1. Plate BMDM in wells in a 6-well plate at density of 1 X 10⁶ cells/well.
2. Perform experiment (Add ligands, bacteria etc) and save some supernatant for subsequent analysis by ELISA if desired.
3. Remove supernatant from cells by aspiration.
4. Fix cells by adding 1 mL of PBS + 1.6 % paraformaldehyde and incubate at room temperature for 10 minutes.
5. Aspirate fix and wash cells by adding 2 mL PBS and remove by aspiration.
6. Add 1 mL PBS + 1 mM EDTA (PBS/EDTA) and place plates on ice.
7. Scrape fixed cells up into the PBS/EDTA using a cell scraper.
8. Remove cells suspended in 1 mL PBS/EDTA to a microcentrifuge tube.

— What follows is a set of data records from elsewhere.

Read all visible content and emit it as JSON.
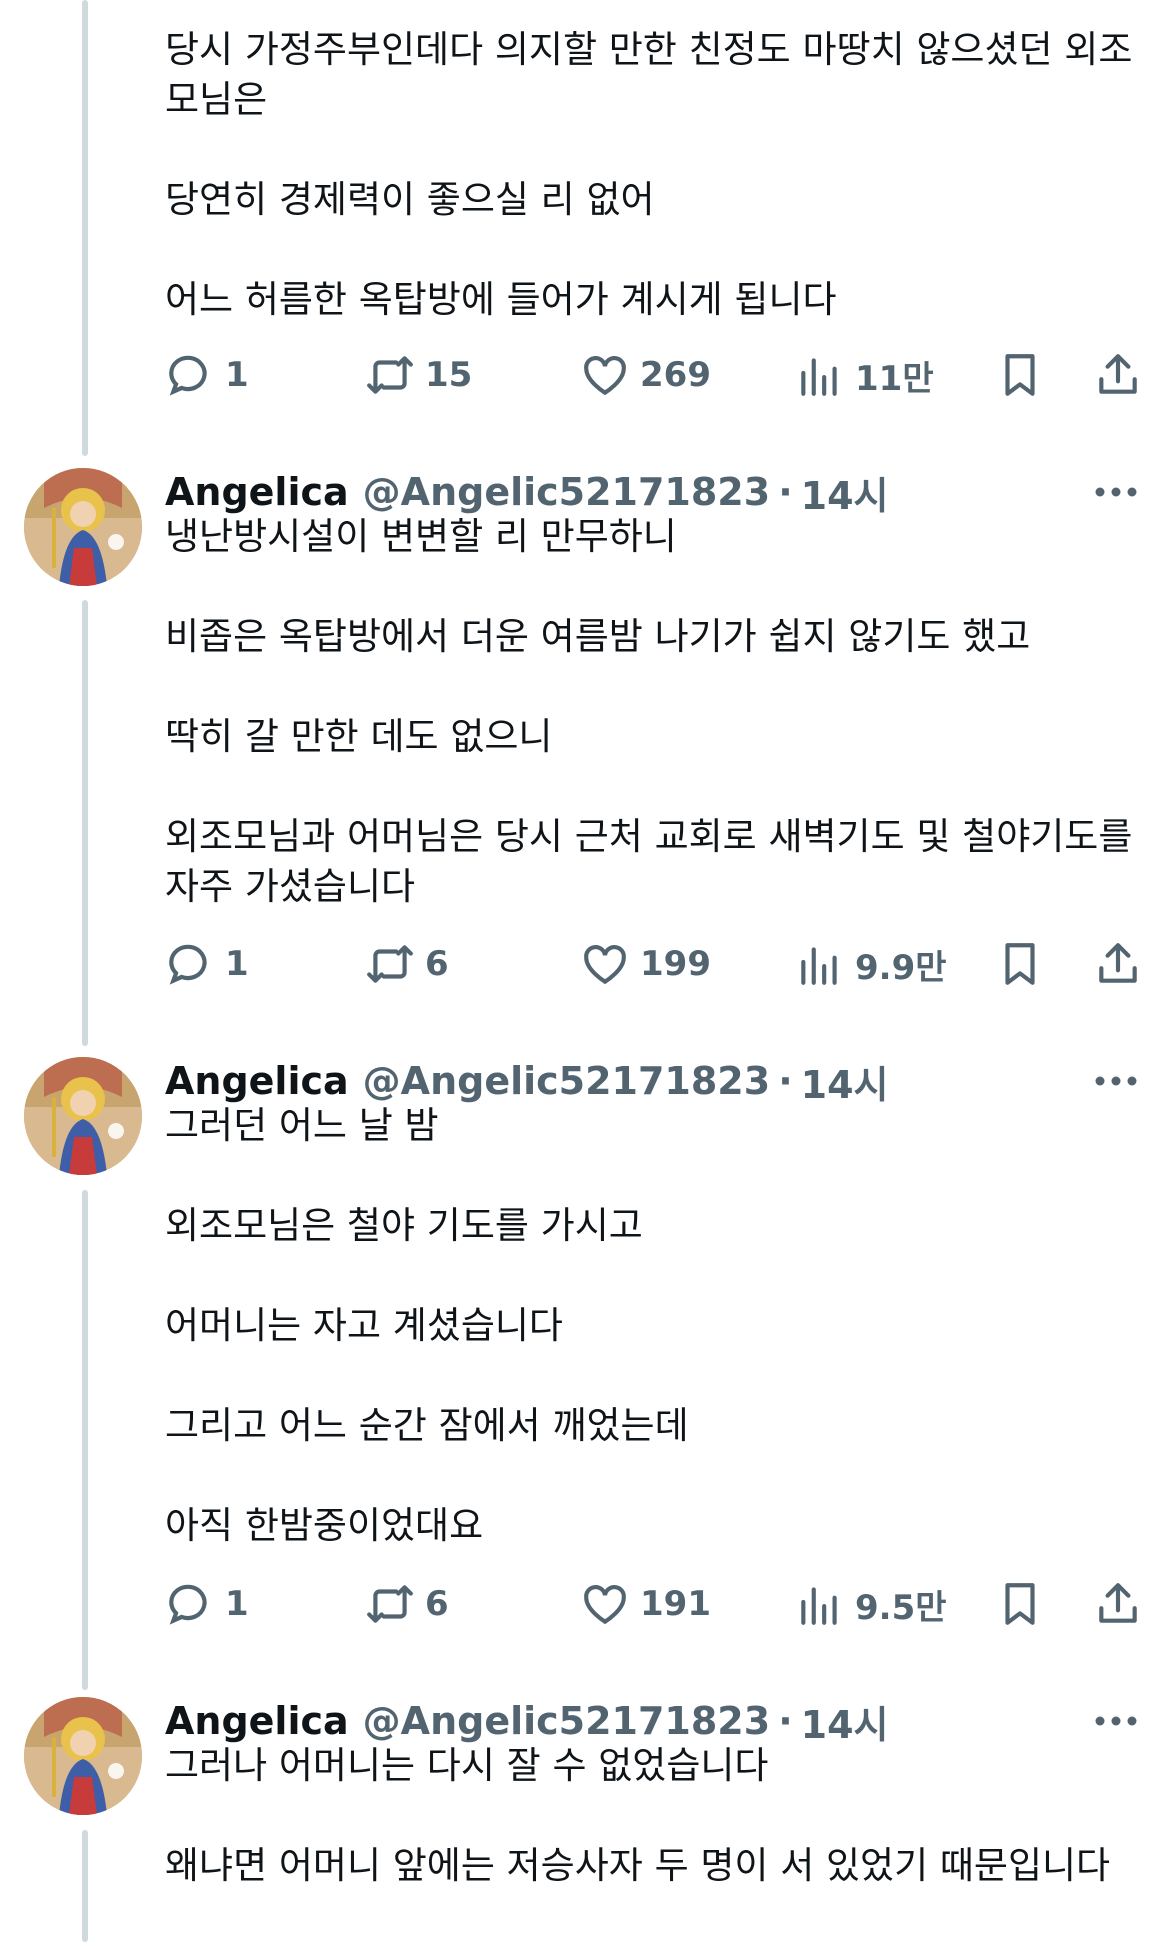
{
  "tweets": [
    {
      "paragraphs": [
        "당시 가정주부인데다 의지할 만한 친정도 마땅치 않으셨던 외조모님은",
        "당연히 경제력이 좋으실 리 없어",
        "어느 허름한 옥탑방에 들어가 계시게 됩니다"
      ],
      "reply_count": "1",
      "retweet_count": "15",
      "like_count": "269",
      "view_count": "11만"
    },
    {
      "display_name": "Angelica",
      "handle": "@Angelic52171823",
      "dot": "·",
      "time": "14시",
      "paragraphs": [
        "냉난방시설이 변변할 리 만무하니",
        "비좁은 옥탑방에서 더운 여름밤 나기가 쉽지 않기도 했고",
        "딱히 갈 만한 데도 없으니",
        "외조모님과 어머님은 당시 근처 교회로 새벽기도 및 철야기도를 자주 가셨습니다"
      ],
      "reply_count": "1",
      "retweet_count": "6",
      "like_count": "199",
      "view_count": "9.9만"
    },
    {
      "display_name": "Angelica",
      "handle": "@Angelic52171823",
      "dot": "·",
      "time": "14시",
      "paragraphs": [
        "그러던 어느 날 밤",
        "외조모님은 철야 기도를 가시고",
        "어머니는 자고 계셨습니다",
        "그리고 어느 순간 잠에서 깨었는데",
        "아직 한밤중이었대요"
      ],
      "reply_count": "1",
      "retweet_count": "6",
      "like_count": "191",
      "view_count": "9.5만"
    },
    {
      "display_name": "Angelica",
      "handle": "@Angelic52171823",
      "dot": "·",
      "time": "14시",
      "paragraphs": [
        "그러나 어머니는 다시 잘 수 없었습니다",
        "왜냐면 어머니 앞에는 저승사자 두 명이 서 있었기 때문입니다"
      ]
    }
  ],
  "icons": {
    "reply": "reply-icon",
    "retweet": "retweet-icon",
    "like": "heart-icon",
    "views": "views-icon",
    "bookmark": "bookmark-icon",
    "share": "share-icon",
    "more": "more-icon"
  },
  "colors": {
    "text": "#0f1419",
    "secondary": "#536471",
    "thread": "#cfd9de"
  }
}
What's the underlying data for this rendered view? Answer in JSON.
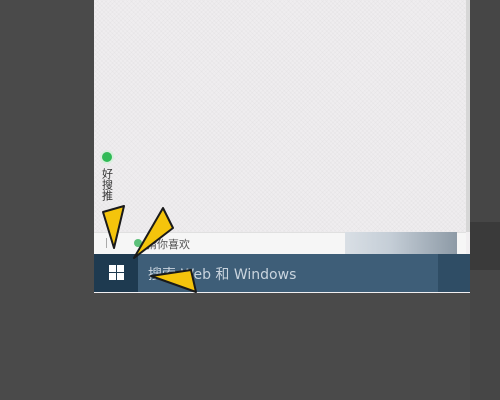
{
  "widget": {
    "label": "好搜推"
  },
  "news_bar": {
    "text": "猜你喜欢"
  },
  "taskbar": {
    "start_icon": "windows-logo-icon",
    "search_placeholder": "搜索 Web 和 Windows"
  },
  "colors": {
    "taskbar": "#3a5a74",
    "start_button": "#1e3a50",
    "arrow_fill": "#f4c40c",
    "green_dot": "#2fbb55"
  }
}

9. Freeze at -80^°C until ready to stain.

Staining of Fixed BMDM

Cells were thawed, then spun down and resuspended in cold MeOH, and kept at 4 degrees for 10 minutes. Cells were then barcoded, with each time point for a given stimulation stained with a unique dye pattern, so that all the time points could be pooled. The 0 minute time points were stained with 0.33 PacBlu succinimidyl ester (Invitrogen), 5 minutes with 2 ug/ml PacBlu, 10 minutes with 0.33 ug/ml PacOrange, 20 minutes with 0.33 ug/ml PacOrange and 2 ug/ml PacBlu, 40 minutes with 2 ug/ml PacOrange, and 60 minutes with 2 ug/ml PacOrange and 0.33 ug/ml PacBlu. Staining with succinimidyl esters was done in a PBS to MeOH ratio of 2:1 at room temp for 20 minutes. Cells were washed and pooled, then stained with a phospho-specific antibody. Cells were than analyzed with an LSR2 flow cytometer.